PDF(Pubmed)
Abstract:
Human brain experimental models recapitulating age- and disease-related characteristics are lacking. There is urgent need for human-specific tools that model the complex molecular and cellular interplay between different cell types to assess underlying disease mechanisms and test therapies. Here we present an adapted ex vivo organotypic slice culture method using human post-mortem brain tissue cultured at an air-liquid interface to also study brain white matter. We assessed whether these human post-mortem brain slices recapitulate the in vivo neuropathology and if they are suitable for pathophysiological, experimental and pre-clinical treatment development purposes, specifically regarding leukodystrophies. Human post-mortem brain tissue and cerebrospinal fluid were obtained from control, psychiatric and leukodystrophy donors. Slices were cultured up to six weeks, in culture medium with or without human cerebrospinal fluid. Human post-mortem organotypic brain slice cultures remained viable for at least six weeks ex vivo and maintained tissue structure and diversity of (neural) cell types. Supplementation with cerebrospinal fluid could improve slice recovery. Patient-derived organotypic slice cultures recapitulated and maintained known in vivo neuropathology. The cultures also showed physiologic multicellular responses to lysolecithin-induced demyelination ex vivo, indicating their suitability to study intrinsic repair mechanisms upon injury. The slice cultures were applicable for various experimental studies, as multi-electrode neuronal recordings. Finally, the cultures showed successful cell-type dependent transduction with gene therapy vectors.

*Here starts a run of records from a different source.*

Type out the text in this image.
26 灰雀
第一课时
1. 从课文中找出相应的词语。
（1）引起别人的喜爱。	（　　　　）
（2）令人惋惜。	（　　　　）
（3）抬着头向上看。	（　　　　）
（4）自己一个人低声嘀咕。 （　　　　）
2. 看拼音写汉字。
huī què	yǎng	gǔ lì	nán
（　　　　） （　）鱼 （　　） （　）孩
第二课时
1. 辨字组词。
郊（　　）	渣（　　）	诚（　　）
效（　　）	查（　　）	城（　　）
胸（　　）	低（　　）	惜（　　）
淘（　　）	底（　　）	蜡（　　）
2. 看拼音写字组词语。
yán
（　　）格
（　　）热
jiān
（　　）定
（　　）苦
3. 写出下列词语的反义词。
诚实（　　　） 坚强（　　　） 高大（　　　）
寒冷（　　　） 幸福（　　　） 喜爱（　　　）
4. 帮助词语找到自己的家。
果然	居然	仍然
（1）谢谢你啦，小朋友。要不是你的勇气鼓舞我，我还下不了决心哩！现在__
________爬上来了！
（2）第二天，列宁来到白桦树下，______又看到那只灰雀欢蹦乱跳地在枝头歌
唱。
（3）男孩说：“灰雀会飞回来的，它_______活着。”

These human post-mortem organotypic brain slice cultures represent an adapted ex vivo model suitable for multifaceted studies of brain disease mechanisms, boosting translation from human ex vivo to in vivo. This model also allows for assessing potential treatment options, including gene therapy applications. Human post-mortem brain slice cultures are thus a valuable tool in preclinical research to study the pathomechanisms of a wide variety of brain diseases in living human tissue.
摘要:
缺乏概括年龄和疾病相关特征的人脑实验模型。迫切需要模拟不同细胞类型之间复杂的分子和细胞相互作用的人类特异性工具,以评估潜在的疾病机制和测试疗法。在这里,我们提出了一种适应的离体器官切片培养方法,该方法使用在气液界面上培养的人类死后脑组织来研究脑白质。我们评估了这些人类死后脑切片是否概括了体内神经病理学,以及它们是否适合于病理生理学,实验和临床前治疗的发展目的,特别是关于脑白质营养不良。从对照中获得人类死后脑组织和脑脊液,精神病和脑白质营养不良的捐献者.切片培养长达六周,在有或没有人脑脊液的培养基中。人类死后器官型脑切片培养物至少在体外保持存活六周,并保持了组织结构和(神经)细胞类型的多样性。补充脑脊液可以改善切片恢复。患者来源的器官型切片培养物概括并维持已知的体内神经病理学。培养物还显示了对溶血卵磷脂诱导的离体脱髓鞘的生理性多细胞反应,表明它们适合研究损伤后的内在修复机制。切片培养物适用于各种实验研究,作为多电极神经元记录。最后,培养物显示基因治疗载体成功的细胞类型依赖性转导.这些人类死后器官型脑切片培养物代表了一种适应的离体模型,适用于脑部疾病机制的多方面研究。促进从人类离体到体内的翻译。该模型还允许评估潜在的治疗方案,包括基因治疗应用。因此,人类死后脑切片培养是临床前研究中研究活体人体组织中各种脑疾病的病理机制的宝贵工具。